— Прав он, ваш читатель. Пристрастие к табаку — скверная, понимаешь, привычка. Бросить курить, я молчу уже об алкоголе, никогда не поздно… Это я, товарищ Сталин, вам говорю!
— С другой стороны, время нечем скоротать…
— А ежели в шахматишки, понимаешь, схватиться? — предложил Иосиф Виссарионович. — Не желаете?
Он сунул руку в левый карман френча и достал оттуда миниатюрную коробочку дорожных шахмат.
Я вспомнил, как в романе «Вторжение» вождь рассказывал мне, что первое место по шахматам держит на Том Свете Никита Сергеевич Хрущев, а сам Сталин тоже на каком-то близком к лидеру месте, и подумал о том, что противник из меня хреновый, только и знаю, по каким правилам перемещать на клетчатой доске фигуры, не больше.
— А ничего, — утешил меня вождь, — мы старую, понимаешь, партию разыграем… Хотите за Николая Ивановича Ежова сыграть?
— Это в каком, понимаешь, смысле? — подозрительно глянул я на расшалившегося вождя.
Товарищ Сталин заразительно, от души расхохотался.

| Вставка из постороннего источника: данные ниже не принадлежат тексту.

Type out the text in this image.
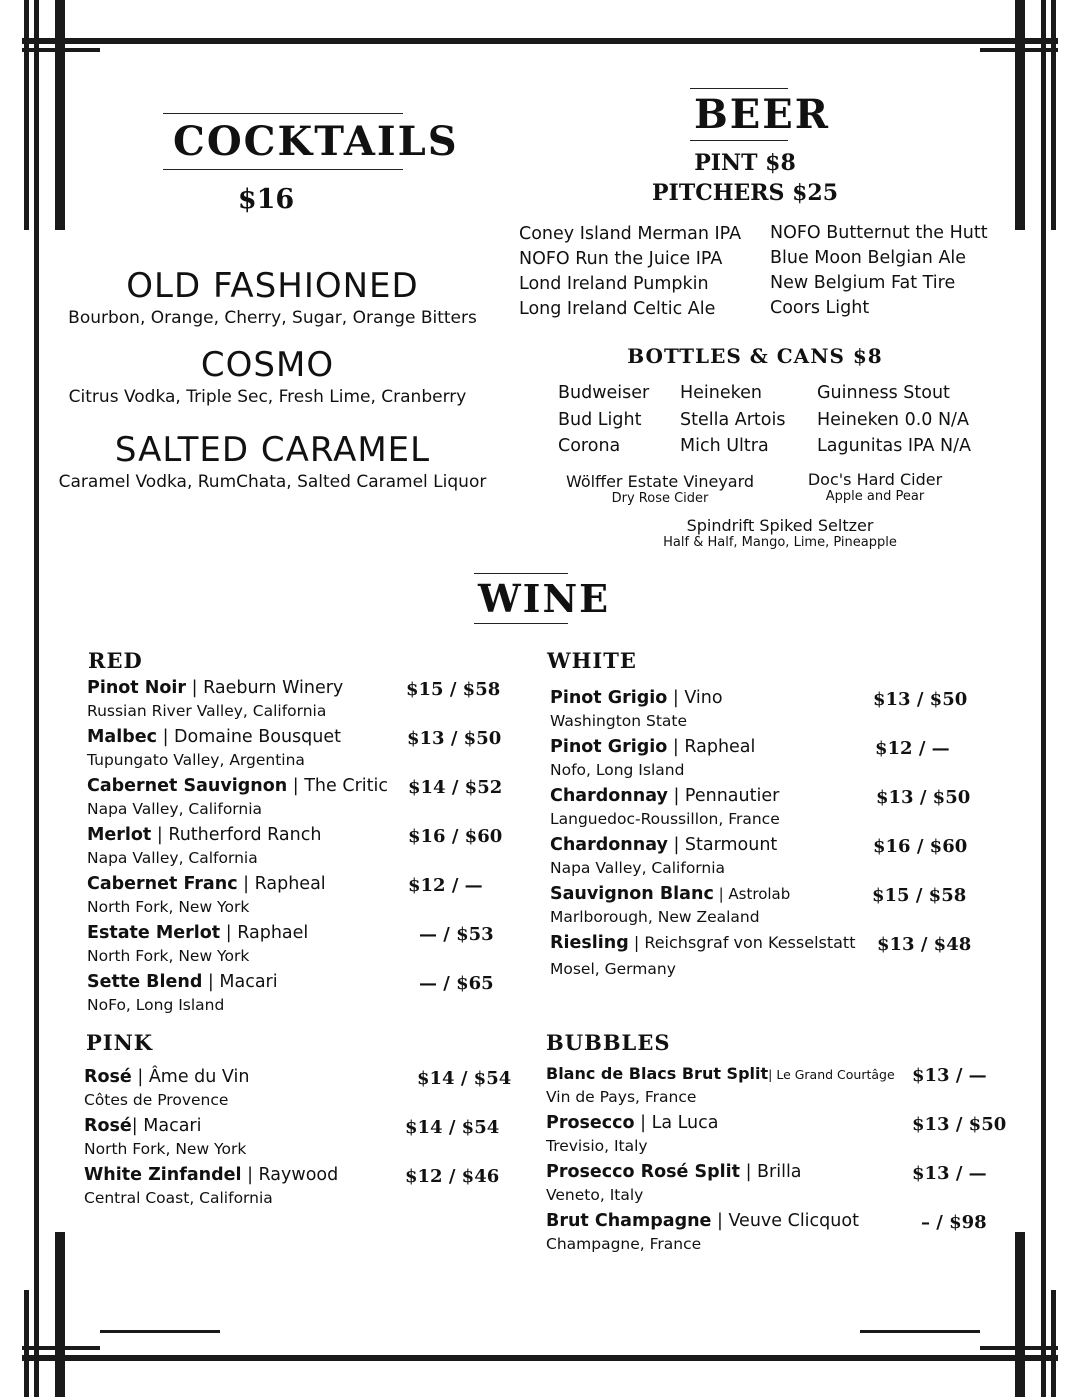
COCKTAILS
$16
OLD FASHIONED
Bourbon, Orange, Cherry, Sugar, Orange Bitters
COSMO
Citrus Vodka, Triple Sec, Fresh Lime, Cranberry
SALTED CARAMEL
Caramel Vodka, RumChata, Salted Caramel Liquor
BEER
PINT $8
PITCHERS $25
Coney Island Merman IPA
NOFO Run the Juice IPA
Lond Ireland Pumpkin
Long Ireland Celtic Ale
NOFO Butternut the Hutt
Blue Moon Belgian Ale
New Belgium Fat Tire
Coors Light
BOTTLES & CANS $8
Budweiser
Bud Light
Corona
Heineken
Stella Artois
Mich Ultra
Guinness Stout
Heineken 0.0 N/A
Lagunitas IPA N/A
Wölffer Estate Vineyard
Dry Rose Cider
Doc's Hard Cider
Apple and Pear
Spindrift Spiked Seltzer
Half & Half, Mango, Lime, Pineapple
WINE
RED
Pinot Noir | Raeburn Winery
Russian River Valley, California
$15 / $58
Malbec | Domaine Bousquet
Tupungato Valley, Argentina
$13 / $50
Cabernet Sauvignon | The Critic
Napa Valley, California
$14 / $52
Merlot | Rutherford Ranch
Napa Valley, Calfornia
$16 / $60
Cabernet Franc | Rapheal
North Fork, New York
$12 / —
Estate Merlot | Raphael
North Fork, New York
— / $53
Sette Blend | Macari
NoFo, Long Island
— / $65
PINK
Rosé | Âme du Vin
Côtes de Provence
$14 / $54
Rosé| Macari
North Fork, New York
$14 / $54
White Zinfandel | Raywood
Central Coast, California
$12 / $46
WHITE
Pinot Grigio | Vino
Washington State
$13 / $50
Pinot Grigio | Rapheal
Nofo, Long Island
$12 / —
Chardonnay | Pennautier
Languedoc-Roussillon, France
$13 / $50
Chardonnay | Starmount
Napa Valley, California
$16 / $60
Sauvignon Blanc | Astrolab
Marlborough, New Zealand
$15 / $58
Riesling | Reichsgraf von Kesselstatt
Mosel, Germany
$13 / $48
BUBBLES
Blanc de Blacs Brut Split| Le Grand Courtâge
Vin de Pays, France
$13 / —
Prosecco | La Luca
Trevisio, Italy
$13 / $50
Prosecco Rosé Split | Brilla
Veneto, Italy
$13 / —
Brut Champagne | Veuve Clicquot
Champagne, France
– / $98
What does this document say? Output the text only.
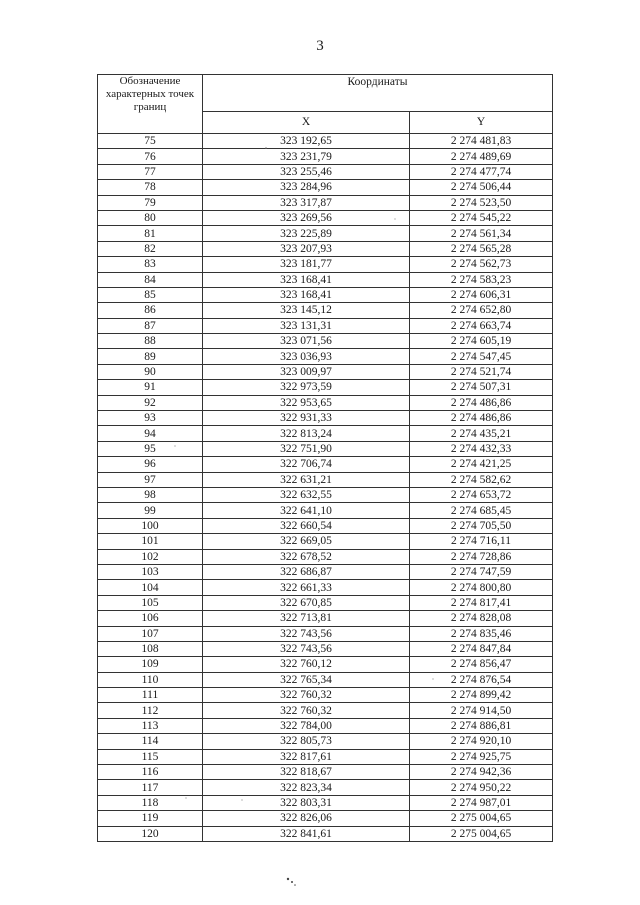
3
Обозначение характерных точек границ	Координаты	
	X	Y
75	323 192,65	2 274 481,83
76	323 231,79	2 274 489,69
77	323 255,46	2 274 477,74
78	323 284,96	2 274 506,44
79	323 317,87	2 274 523,50
80	323 269,56	2 274 545,22
81	323 225,89	2 274 561,34
82	323 207,93	2 274 565,28
83	323 181,77	2 274 562,73
84	323 168,41	2 274 583,23
85	323 168,41	2 274 606,31
86	323 145,12	2 274 652,80
87	323 131,31	2 274 663,74
88	323 071,56	2 274 605,19
89	323 036,93	2 274 547,45
90	323 009,97	2 274 521,74
91	322 973,59	2 274 507,31
92	322 953,65	2 274 486,86
93	322 931,33	2 274 486,86
94	322 813,24	2 274 435,21
95	322 751,90	2 274 432,33
96	322 706,74	2 274 421,25
97	322 631,21	2 274 582,62
98	322 632,55	2 274 653,72
99	322 641,10	2 274 685,45
100	322 660,54	2 274 705,50
101	322 669,05	2 274 716,11
102	322 678,52	2 274 728,86
103	322 686,87	2 274 747,59
104	322 661,33	2 274 800,80
105	322 670,85	2 274 817,41
106	322 713,81	2 274 828,08
107	322 743,56	2 274 835,46
108	322 743,56	2 274 847,84
109	322 760,12	2 274 856,47
110	322 765,34	2 274 876,54
111	322 760,32	2 274 899,42
112	322 760,32	2 274 914,50
113	322 784,00	2 274 886,81
114	322 805,73	2 274 920,10
115	322 817,61	2 274 925,75
116	322 818,67	2 274 942,36
117	322 823,34	2 274 950,22
118	322 803,31	2 274 987,01
119	322 826,06	2 275 004,65
120	322 841,61	2 275 004,65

Такого искреннего смеха я у него прежде не наблюдал. Вождь всегда смеялся сдержанно, как бы покашливая, и Папа Стив неоднократно упоминал про это.
Слезы выступили на глазах Отца народов, но товарищ Сталин будто не замечал этого вовсе.
— Ну и Гагарин, ну и уморил вождя! — не унимался Иосиф Виссарионович. — В обыкновенном, понимаешь, смысле… Вы будете играть черными, за наркома Ежова, а я, естественно, белыми, за себя самого… Однажды мы эту партию сыграли с главой НКВД, году эдак в тридцать шестом… Правда, вовсе не это стоило ему головы. Так что вам, Одинокий Моряк, безобидная игра ничем не угрожает.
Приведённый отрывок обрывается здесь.